Reinventando SMETAK
Salvador

Entrevista Edbrass Brasil

Edbrass Brasil ©Edbrass Brasil
“Não há como pensar a música contemporânea sem a contribuição de Smetak”
 
Tuzé de Abreu gosta de se referir a Edbrass Brasil como um dos netos de Smetak. De fato, o músico, pesquisador e educador baiano tem na obra smetakiana uma inspiração, especialmente no que diz respeito à criação coletiva, aos hibridismos e à arte livre de gêneros ou limitações de linguagem. Edbrass lembra que, apesar de grande parte do trabalho de Smetak ter sido produzido na universidade, ele extrapola esse lugar. E completa: hoje, a produção de arte sonora feita no Brasil e que tem as Plásticas, os microtons e as improvisações como referências, acontece muito mais fora do ambiente acadêmico, em selos fonográficos independentes.
 
Certa vez, Smetak foi convidado a participar de um evento e não quis ir. Os músicos da universidade insistiram, dizendo que ele representaria seus contemporâneos. Smetak retrucou: “Contemporâneo? Eu estou 50 anos À frente!”. Como você acha que um artista com esse espírito viveria hoje, quando tudo é tão urgente e nem sempre sobra tempo para reflexões?
Smetak é um pensador fundamental e, felizmente, tem a nova chance de ganhar uma audiência, muito merecida e planetária. Não há como pensar a produção da música de vanguarda, experimental, exploratória, contemporânea, ou como queiram chamar, nos séculos 20 e 21, sem a contribuição dele. Acho que o perfil de artista que ele criou a partir dos anos 1970 está completamente sintonizado com os processos artísticos ativados na contemporaneidade, em que o artista é mais um “agenciador”, partindo de uma noção de agenciamento proposta por Foucault, aberto a colaborações, hibridismos e livre das amarras de um gênero ou linguagem artística única.
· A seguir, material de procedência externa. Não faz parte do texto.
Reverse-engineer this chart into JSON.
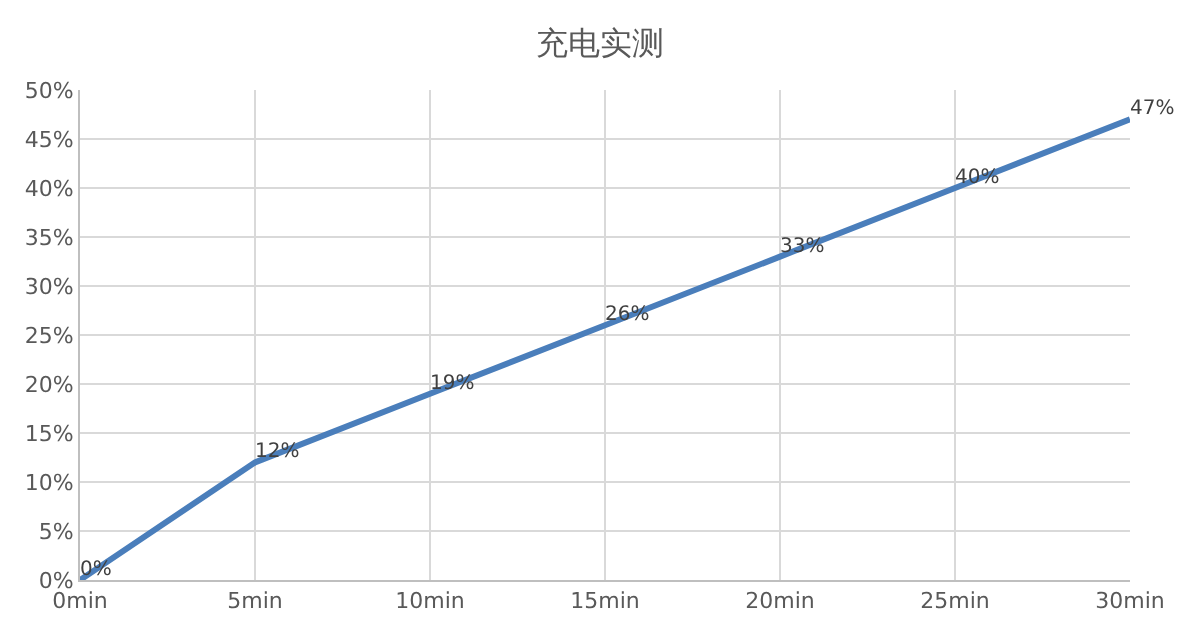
{
  "chart_data": {
    "type": "line",
    "title": "充电实测",
    "categories": [
      "0min",
      "5min",
      "10min",
      "15min",
      "20min",
      "25min",
      "30min"
    ],
    "series": [
      {
        "color": "#4a7ebb",
        "values": [
          0,
          12,
          19,
          26,
          33,
          40,
          47
        ],
        "value_labels": [
          "0%",
          "12%",
          "19%",
          "26%",
          "33%",
          "40%",
          "47%"
        ]
      }
    ],
    "ylim": [
      0,
      50
    ],
    "yticks": [
      {
        "value": 0,
        "label": "0%"
      },
      {
        "value": 5,
        "label": "5%"
      },
      {
        "value": 10,
        "label": "10%"
      },
      {
        "value": 15,
        "label": "15%"
      },
      {
        "value": 20,
        "label": "20%"
      },
      {
        "value": 25,
        "label": "25%"
      },
      {
        "value": 30,
        "label": "30%"
      },
      {
        "value": 35,
        "label": "35%"
      },
      {
        "value": 40,
        "label": "40%"
      },
      {
        "value": 45,
        "label": "45%"
      },
      {
        "value": 50,
        "label": "50%"
      }
    ],
    "grid": true,
    "marker": "none",
    "line_style": "solid"
  }
}
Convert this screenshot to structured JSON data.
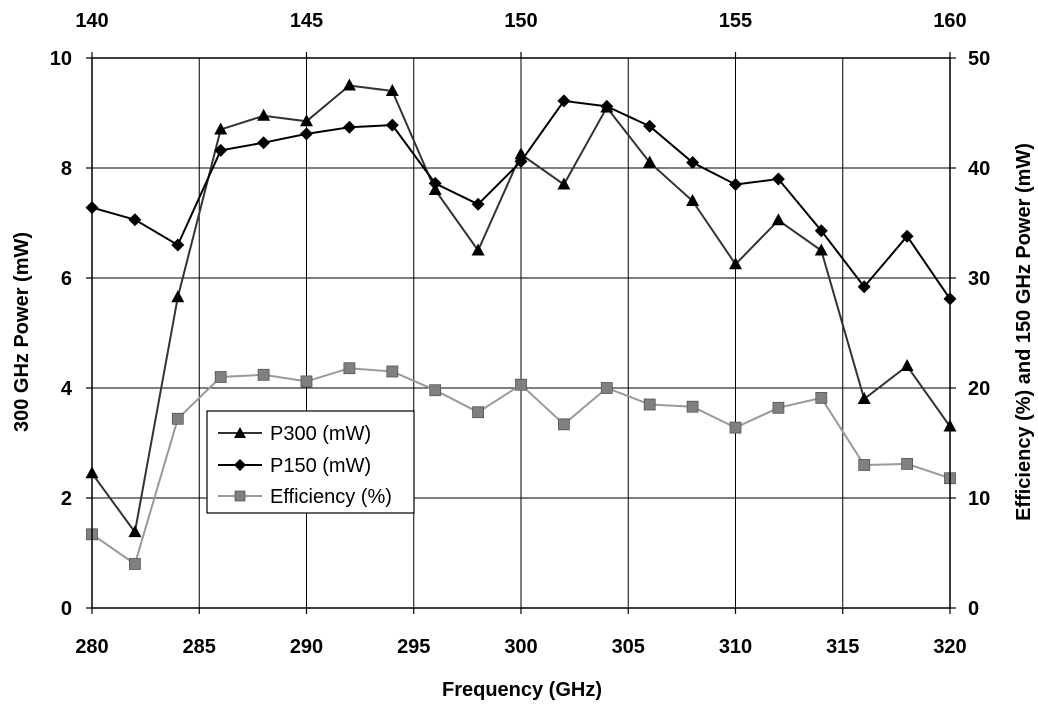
{
  "chart_data": {
    "type": "line",
    "xlabel": "Frequency (GHz)",
    "ylabel": "300 GHz Power (mW)",
    "y2label": "Efficiency (%) and 150 GHz Power (mW)",
    "x": [
      280,
      282,
      284,
      286,
      288,
      290,
      292,
      294,
      296,
      298,
      300,
      302,
      304,
      306,
      308,
      310,
      312,
      314,
      316,
      318,
      320
    ],
    "xlim": [
      280,
      320
    ],
    "xticks": [
      "280",
      "285",
      "290",
      "295",
      "300",
      "305",
      "310",
      "315",
      "320"
    ],
    "x2lim": [
      140,
      160
    ],
    "x2ticks": [
      "140",
      "145",
      "150",
      "155",
      "160"
    ],
    "ylim": [
      0,
      10
    ],
    "yticks": [
      "0",
      "2",
      "4",
      "6",
      "8",
      "10"
    ],
    "y2lim": [
      0,
      50
    ],
    "y2ticks": [
      "0",
      "10",
      "20",
      "30",
      "40",
      "50"
    ],
    "grid": true,
    "legend_position": "lower-left",
    "series": [
      {
        "name": "P300 (mW)",
        "axis": "left",
        "marker": "triangle",
        "color": "#000000",
        "line_color": "#333333",
        "values": [
          2.45,
          1.38,
          5.65,
          8.7,
          8.95,
          8.85,
          9.5,
          9.4,
          7.6,
          6.5,
          8.25,
          7.7,
          9.1,
          8.1,
          7.4,
          6.25,
          7.05,
          6.5,
          3.8,
          4.4,
          3.3
        ]
      },
      {
        "name": "P150 (mW)",
        "axis": "right",
        "marker": "diamond",
        "color": "#000000",
        "line_color": "#000000",
        "values": [
          36.4,
          35.3,
          33.0,
          41.6,
          42.3,
          43.1,
          43.7,
          43.9,
          38.6,
          36.7,
          40.6,
          46.1,
          45.6,
          43.8,
          40.5,
          38.5,
          39.0,
          34.3,
          29.2,
          33.8,
          28.1
        ]
      },
      {
        "name": "Efficiency (%)",
        "axis": "right",
        "marker": "square",
        "color": "#808080",
        "line_color": "#9a9a9a",
        "values": [
          6.7,
          4.0,
          17.2,
          21.0,
          21.2,
          20.6,
          21.8,
          21.5,
          19.8,
          17.8,
          20.3,
          16.7,
          20.0,
          18.5,
          18.3,
          16.4,
          18.2,
          19.1,
          13.0,
          13.1,
          11.8
        ]
      }
    ]
  }
}
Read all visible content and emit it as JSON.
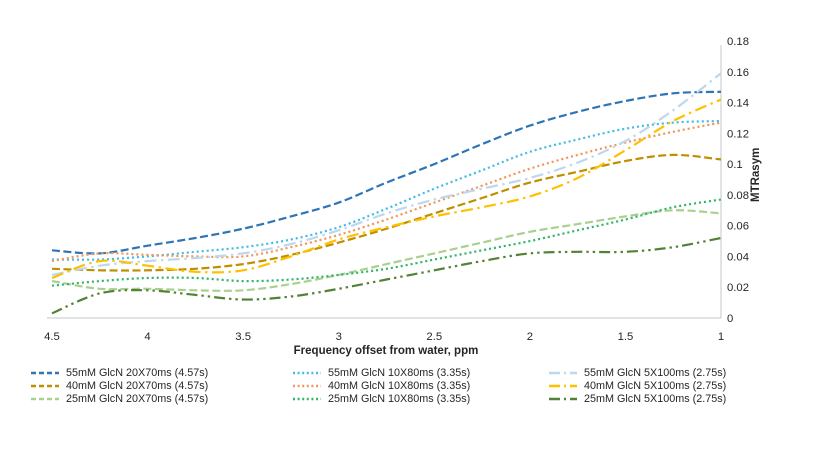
{
  "chart_data": {
    "type": "line",
    "title": "",
    "xlabel": "Frequency offset from water, ppm",
    "ylabel": "MTRasym",
    "xlim": [
      4.5,
      1
    ],
    "ylim": [
      0,
      0.18
    ],
    "x_axis_reversed": true,
    "grid": false,
    "legend_position": "bottom",
    "x_ticks": [
      4.5,
      4,
      3.5,
      3,
      2.5,
      2,
      1.5,
      1
    ],
    "x_tick_labels": [
      "4.5",
      "4",
      "3.5",
      "3",
      "2.5",
      "2",
      "1.5",
      "1"
    ],
    "y_ticks": [
      0,
      0.02,
      0.04,
      0.06,
      0.08,
      0.1,
      0.12,
      0.14,
      0.16,
      0.18
    ],
    "y_tick_labels": [
      "0",
      "0.02",
      "0.04",
      "0.06",
      "0.08",
      "0.1",
      "0.12",
      "0.14",
      "0.16",
      "0.18"
    ],
    "x": [
      4.5,
      4.25,
      4,
      3.75,
      3.5,
      3.25,
      3,
      2.75,
      2.5,
      2.25,
      2,
      1.75,
      1.5,
      1.25,
      1
    ],
    "series": [
      {
        "name": "55mM GlcN 20X70ms (4.57s)",
        "color": "#2E75B6",
        "style": "dashed",
        "values": [
          0.044,
          0.042,
          0.047,
          0.052,
          0.058,
          0.066,
          0.075,
          0.088,
          0.1,
          0.113,
          0.125,
          0.134,
          0.141,
          0.146,
          0.147
        ]
      },
      {
        "name": "40mM GlcN 20X70ms (4.57s)",
        "color": "#BF8F00",
        "style": "dashed",
        "values": [
          0.032,
          0.031,
          0.031,
          0.032,
          0.035,
          0.041,
          0.049,
          0.058,
          0.068,
          0.078,
          0.088,
          0.095,
          0.102,
          0.106,
          0.103
        ]
      },
      {
        "name": "25mM GlcN 20X70ms (4.57s)",
        "color": "#A9D18E",
        "style": "dashed",
        "values": [
          0.024,
          0.019,
          0.019,
          0.018,
          0.018,
          0.022,
          0.028,
          0.035,
          0.042,
          0.049,
          0.056,
          0.061,
          0.066,
          0.07,
          0.068
        ]
      },
      {
        "name": "55mM GlcN 10X80ms (3.35s)",
        "color": "#45BDE8",
        "style": "dotted",
        "values": [
          0.038,
          0.038,
          0.04,
          0.043,
          0.046,
          0.051,
          0.059,
          0.071,
          0.084,
          0.096,
          0.108,
          0.116,
          0.123,
          0.127,
          0.128
        ]
      },
      {
        "name": "40mM GlcN 10X80ms (3.35s)",
        "color": "#F0975C",
        "style": "dotted",
        "values": [
          0.037,
          0.042,
          0.041,
          0.04,
          0.04,
          0.046,
          0.054,
          0.064,
          0.075,
          0.086,
          0.097,
          0.106,
          0.114,
          0.121,
          0.127
        ]
      },
      {
        "name": "25mM GlcN 10X80ms (3.35s)",
        "color": "#33B56A",
        "style": "dotted",
        "values": [
          0.021,
          0.024,
          0.026,
          0.026,
          0.024,
          0.025,
          0.028,
          0.032,
          0.038,
          0.044,
          0.05,
          0.057,
          0.064,
          0.072,
          0.077
        ]
      },
      {
        "name": "55mM GlcN 5X100ms (2.75s)",
        "color": "#BDD7EE",
        "style": "longdashdot",
        "values": [
          0.028,
          0.034,
          0.037,
          0.039,
          0.042,
          0.048,
          0.057,
          0.068,
          0.077,
          0.084,
          0.091,
          0.101,
          0.115,
          0.135,
          0.159
        ]
      },
      {
        "name": "40mM GlcN 5X100ms (2.75s)",
        "color": "#FFC000",
        "style": "longdashdot",
        "values": [
          0.026,
          0.037,
          0.034,
          0.03,
          0.031,
          0.04,
          0.051,
          0.059,
          0.066,
          0.072,
          0.079,
          0.091,
          0.109,
          0.128,
          0.142
        ]
      },
      {
        "name": "25mM GlcN 5X100ms (2.75s)",
        "color": "#548235",
        "style": "longdashdotdot",
        "values": [
          0.003,
          0.016,
          0.018,
          0.015,
          0.012,
          0.014,
          0.019,
          0.025,
          0.031,
          0.037,
          0.042,
          0.043,
          0.043,
          0.046,
          0.052
        ]
      }
    ],
    "axis_color": "#C3C7CB"
  }
}
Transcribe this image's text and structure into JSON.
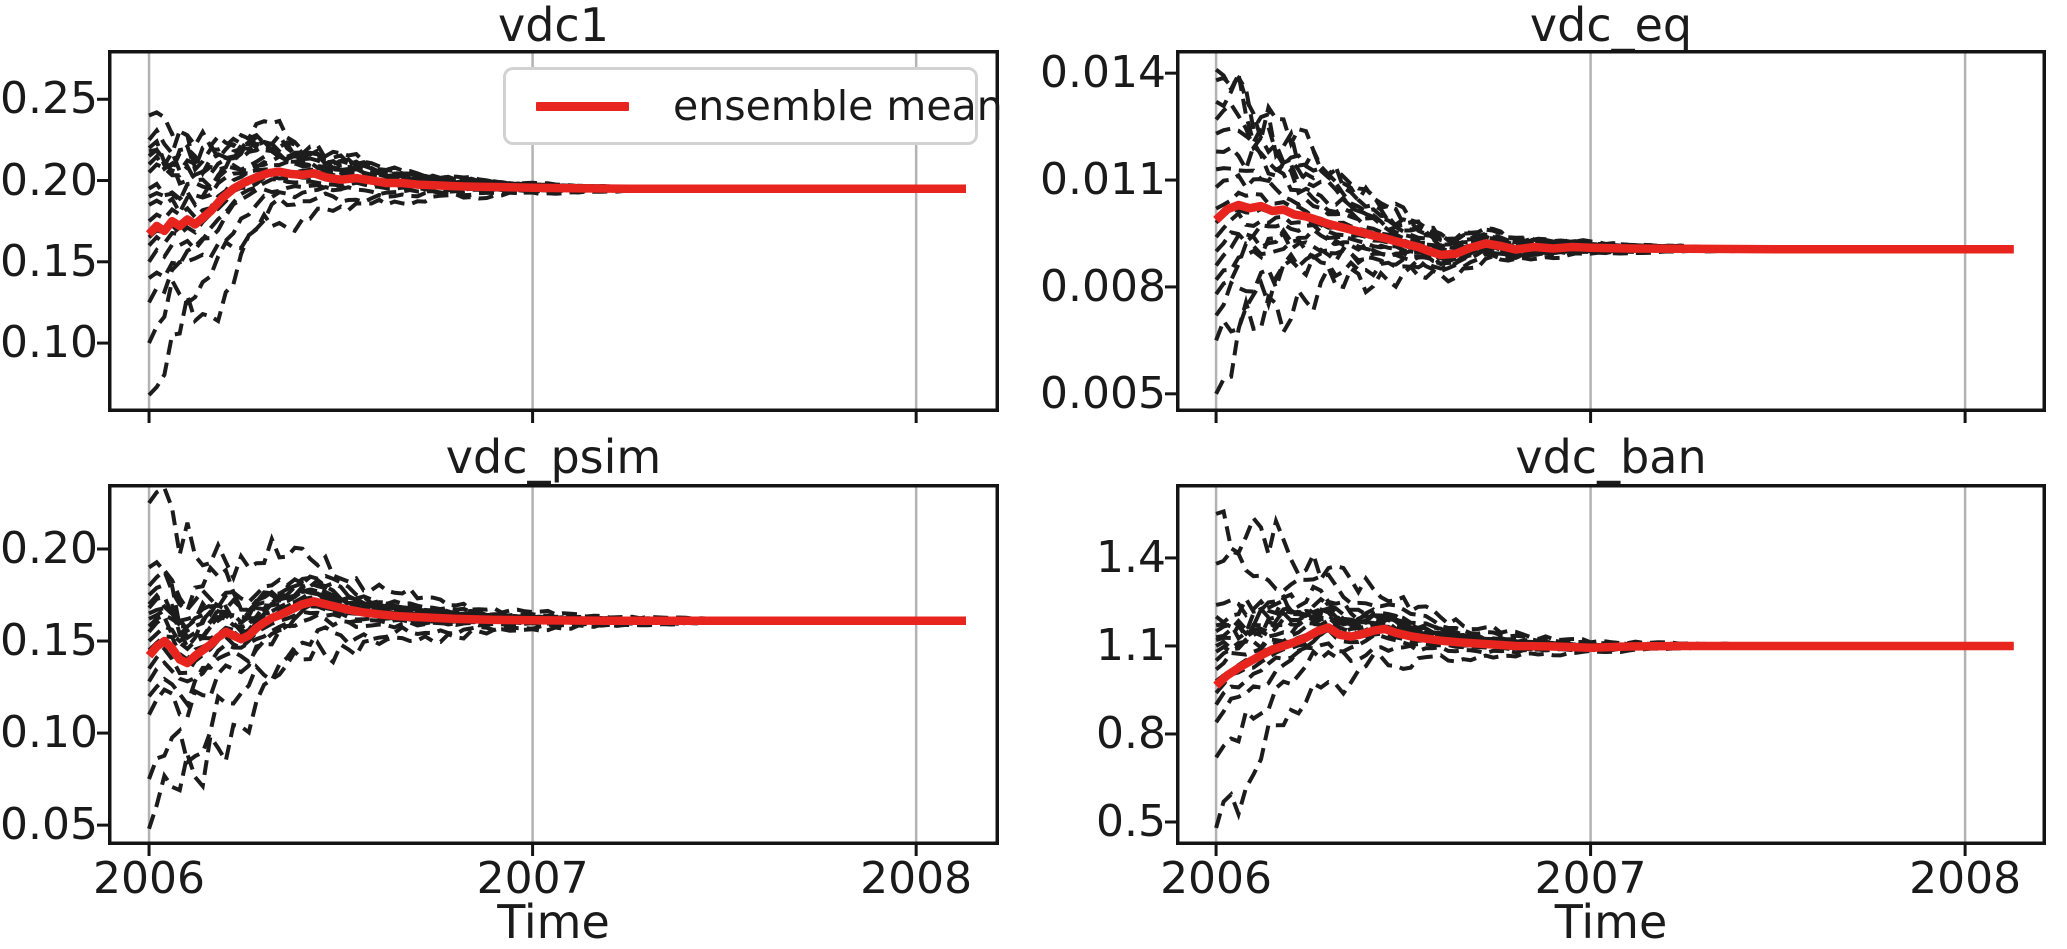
{
  "legend": {
    "label": "ensemble mean"
  },
  "style": {
    "mean_color": "#e8241f",
    "member_color": "#1c1c1c",
    "grid_color": "#b3b3b3",
    "spine_color": "#141414",
    "tick_color": "#141414",
    "background": "#ffffff"
  },
  "x_axis": {
    "label": "Time",
    "xlim": [
      2005.893,
      2008.216
    ],
    "ticks": [
      2006,
      2007,
      2008
    ],
    "tick_labels": [
      "2006",
      "2007",
      "2008"
    ]
  },
  "chart_data": [
    {
      "type": "line",
      "title": "vdc1",
      "xlabel": "",
      "show_x_tick_labels": false,
      "has_legend": true,
      "xlim": [
        2005.893,
        2008.216
      ],
      "ylim": [
        0.0576,
        0.2803
      ],
      "yticks": [
        0.1,
        0.15,
        0.2,
        0.25
      ],
      "ytick_labels": [
        "0.10",
        "0.15",
        "0.20",
        "0.25"
      ],
      "xticks": [
        2006,
        2007,
        2008
      ],
      "converged_value": 0.195,
      "mean_series": {
        "x": [
          2006.0,
          2006.02,
          2006.04,
          2006.06,
          2006.08,
          2006.1,
          2006.12,
          2006.14,
          2006.16,
          2006.19,
          2006.22,
          2006.25,
          2006.28,
          2006.31,
          2006.34,
          2006.37,
          2006.4,
          2006.43,
          2006.46,
          2006.5,
          2006.54,
          2006.58,
          2006.62,
          2006.66,
          2006.7,
          2006.75,
          2006.8,
          2006.85,
          2006.9,
          2007.0,
          2007.1,
          2007.25,
          2007.5,
          2008.13
        ],
        "y": [
          0.167,
          0.172,
          0.169,
          0.175,
          0.172,
          0.176,
          0.173,
          0.177,
          0.181,
          0.189,
          0.195,
          0.199,
          0.202,
          0.2045,
          0.2055,
          0.204,
          0.2035,
          0.2045,
          0.202,
          0.2005,
          0.2015,
          0.2,
          0.1985,
          0.1985,
          0.1975,
          0.197,
          0.1965,
          0.1962,
          0.196,
          0.1955,
          0.1952,
          0.195,
          0.195,
          0.195
        ]
      },
      "members": {
        "count": 18,
        "style": "dashed",
        "converge_tau_years": 0.3,
        "seed": 7,
        "start_values": [
          0.225,
          0.24,
          0.215,
          0.22,
          0.21,
          0.205,
          0.218,
          0.195,
          0.19,
          0.185,
          0.175,
          0.165,
          0.16,
          0.15,
          0.14,
          0.125,
          0.1,
          0.068
        ]
      }
    },
    {
      "type": "line",
      "title": "vdc_eq",
      "xlabel": "",
      "show_x_tick_labels": false,
      "has_legend": false,
      "xlim": [
        2005.893,
        2008.216
      ],
      "ylim": [
        0.00449,
        0.01465
      ],
      "yticks": [
        0.005,
        0.008,
        0.011,
        0.014
      ],
      "ytick_labels": [
        "0.005",
        "0.008",
        "0.011",
        "0.014"
      ],
      "xticks": [
        2006,
        2007,
        2008
      ],
      "converged_value": 0.00906,
      "mean_series": {
        "x": [
          2006.0,
          2006.03,
          2006.06,
          2006.09,
          2006.12,
          2006.15,
          2006.18,
          2006.21,
          2006.24,
          2006.27,
          2006.3,
          2006.33,
          2006.36,
          2006.39,
          2006.42,
          2006.45,
          2006.48,
          2006.51,
          2006.54,
          2006.57,
          2006.6,
          2006.64,
          2006.68,
          2006.72,
          2006.76,
          2006.8,
          2006.85,
          2006.9,
          2006.95,
          2007.0,
          2007.1,
          2007.25,
          2007.5,
          2008.13
        ],
        "y": [
          0.00988,
          0.01018,
          0.0103,
          0.01021,
          0.01027,
          0.01013,
          0.01017,
          0.01003,
          0.00998,
          0.00988,
          0.00977,
          0.00969,
          0.00961,
          0.00953,
          0.00944,
          0.00937,
          0.00928,
          0.0092,
          0.00912,
          0.009,
          0.0089,
          0.00893,
          0.0091,
          0.00922,
          0.00915,
          0.00905,
          0.00912,
          0.00908,
          0.00912,
          0.0091,
          0.00908,
          0.00907,
          0.00906,
          0.00906
        ]
      },
      "members": {
        "count": 18,
        "style": "dashed",
        "converge_tau_years": 0.3,
        "seed": 13,
        "start_values": [
          0.0141,
          0.0138,
          0.0132,
          0.0127,
          0.0123,
          0.0118,
          0.0113,
          0.0108,
          0.0102,
          0.0098,
          0.0094,
          0.009,
          0.0086,
          0.0082,
          0.0078,
          0.0072,
          0.0065,
          0.005
        ]
      }
    },
    {
      "type": "line",
      "title": "vdc_psim",
      "xlabel": "Time",
      "show_x_tick_labels": true,
      "has_legend": false,
      "xlim": [
        2005.893,
        2008.216
      ],
      "ylim": [
        0.0392,
        0.2353
      ],
      "yticks": [
        0.05,
        0.1,
        0.15,
        0.2
      ],
      "ytick_labels": [
        "0.05",
        "0.10",
        "0.15",
        "0.20"
      ],
      "xticks": [
        2006,
        2007,
        2008
      ],
      "converged_value": 0.161,
      "mean_series": {
        "x": [
          2006.0,
          2006.02,
          2006.04,
          2006.06,
          2006.08,
          2006.1,
          2006.12,
          2006.14,
          2006.16,
          2006.18,
          2006.2,
          2006.22,
          2006.24,
          2006.26,
          2006.28,
          2006.3,
          2006.32,
          2006.34,
          2006.36,
          2006.38,
          2006.4,
          2006.43,
          2006.46,
          2006.49,
          2006.52,
          2006.56,
          2006.6,
          2006.65,
          2006.7,
          2006.8,
          2006.9,
          2007.0,
          2007.2,
          2007.5,
          2008.13
        ],
        "y": [
          0.142,
          0.147,
          0.15,
          0.146,
          0.14,
          0.138,
          0.142,
          0.145,
          0.148,
          0.152,
          0.155,
          0.153,
          0.151,
          0.153,
          0.157,
          0.16,
          0.1625,
          0.164,
          0.166,
          0.168,
          0.17,
          0.1715,
          0.17,
          0.1685,
          0.167,
          0.1655,
          0.1645,
          0.1635,
          0.163,
          0.162,
          0.1615,
          0.1613,
          0.161,
          0.161,
          0.161
        ]
      },
      "members": {
        "count": 18,
        "style": "dashed",
        "converge_tau_years": 0.34,
        "seed": 21,
        "start_values": [
          0.225,
          0.19,
          0.18,
          0.175,
          0.17,
          0.168,
          0.165,
          0.162,
          0.158,
          0.155,
          0.15,
          0.145,
          0.135,
          0.128,
          0.12,
          0.11,
          0.075,
          0.048
        ]
      }
    },
    {
      "type": "line",
      "title": "vdc_ban",
      "xlabel": "Time",
      "show_x_tick_labels": true,
      "has_legend": false,
      "xlim": [
        2005.893,
        2008.216
      ],
      "ylim": [
        0.4216,
        1.652
      ],
      "yticks": [
        0.5,
        0.8,
        1.1,
        1.4
      ],
      "ytick_labels": [
        "0.5",
        "0.8",
        "1.1",
        "1.4"
      ],
      "xticks": [
        2006,
        2007,
        2008
      ],
      "converged_value": 1.1,
      "mean_series": {
        "x": [
          2006.0,
          2006.03,
          2006.06,
          2006.09,
          2006.12,
          2006.15,
          2006.18,
          2006.21,
          2006.24,
          2006.27,
          2006.3,
          2006.33,
          2006.36,
          2006.39,
          2006.42,
          2006.45,
          2006.48,
          2006.52,
          2006.56,
          2006.6,
          2006.65,
          2006.7,
          2006.75,
          2006.8,
          2006.9,
          2007.0,
          2007.1,
          2007.25,
          2007.5,
          2008.13
        ],
        "y": [
          0.965,
          1.0,
          1.025,
          1.047,
          1.068,
          1.088,
          1.1,
          1.113,
          1.128,
          1.15,
          1.163,
          1.138,
          1.132,
          1.14,
          1.152,
          1.158,
          1.145,
          1.133,
          1.125,
          1.118,
          1.112,
          1.108,
          1.104,
          1.1,
          1.098,
          1.094,
          1.098,
          1.1,
          1.1,
          1.1
        ]
      },
      "members": {
        "count": 18,
        "style": "dashed",
        "converge_tau_years": 0.3,
        "seed": 29,
        "start_values": [
          1.55,
          1.38,
          1.24,
          1.2,
          1.17,
          1.15,
          1.13,
          1.12,
          1.1,
          1.08,
          1.05,
          1.02,
          0.98,
          0.94,
          0.9,
          0.84,
          0.72,
          0.48
        ]
      }
    }
  ]
}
O espírito de inovação contido em sua produção está ou esteve presente na prática de alguns artistas sonoros contemporâneos. Produzir arte hoje em dia continua tão desafiador quanto na década de 1970. Por vários motivos, Smetak tinha consciência de que a sua produção, que inclui muitos escritos, instrumentos, peças para teatro, além da produção fonográfica, necessitaria de um tempo maior para começar a ser apreendida de forma mais ampla. Acho que quem está mergulhado na arte conhece os seus limites, do ponto de vista da recepção, e não está focado na busca de um reconhecimento imediato.
 
Qual é o aspecto mais smetakiano de suas vivências artísticas?
A maior influência smetakiana na minha trajetória é a sua pesquisa com as Plásticas Sonoras e seus desdobramentos no campo da educação musical. Um outro aspecto muito relevante foi a importância do seu pioneirismo na pesquisa dos microtons no Brasil, além dos processos de composição com base nas vivências coletivas de improvisação.
 
Como você percebe a influência de Smetak entre os artistas de sua geração?
No Brasil, se formos pensar no campo de produção da arte sonora que está desassociada da vida acadêmica, essa influência pode ser notada na produção de alguns artistas. Seja na pesquisa do material sonoro ou nos processos composicionais. Ressalto a produção não acadêmica, pois é aí que se encontram os selos fonográficos independentes que estão empenhados em difundir esta faixa da produção musical contemporânea. Podemos citar como exemplos o QTV (RJ), Seminal Records (MG), Sê-lo! (BA). Embora nomes como Marco Scarassati, que está ligado à academia, consiga circular por ambos os universos, eu sinto a maior presença de Smetak fora das universidades e acho que ele adoraria saber disto. “Salve-se quem souber!”, como diria ele.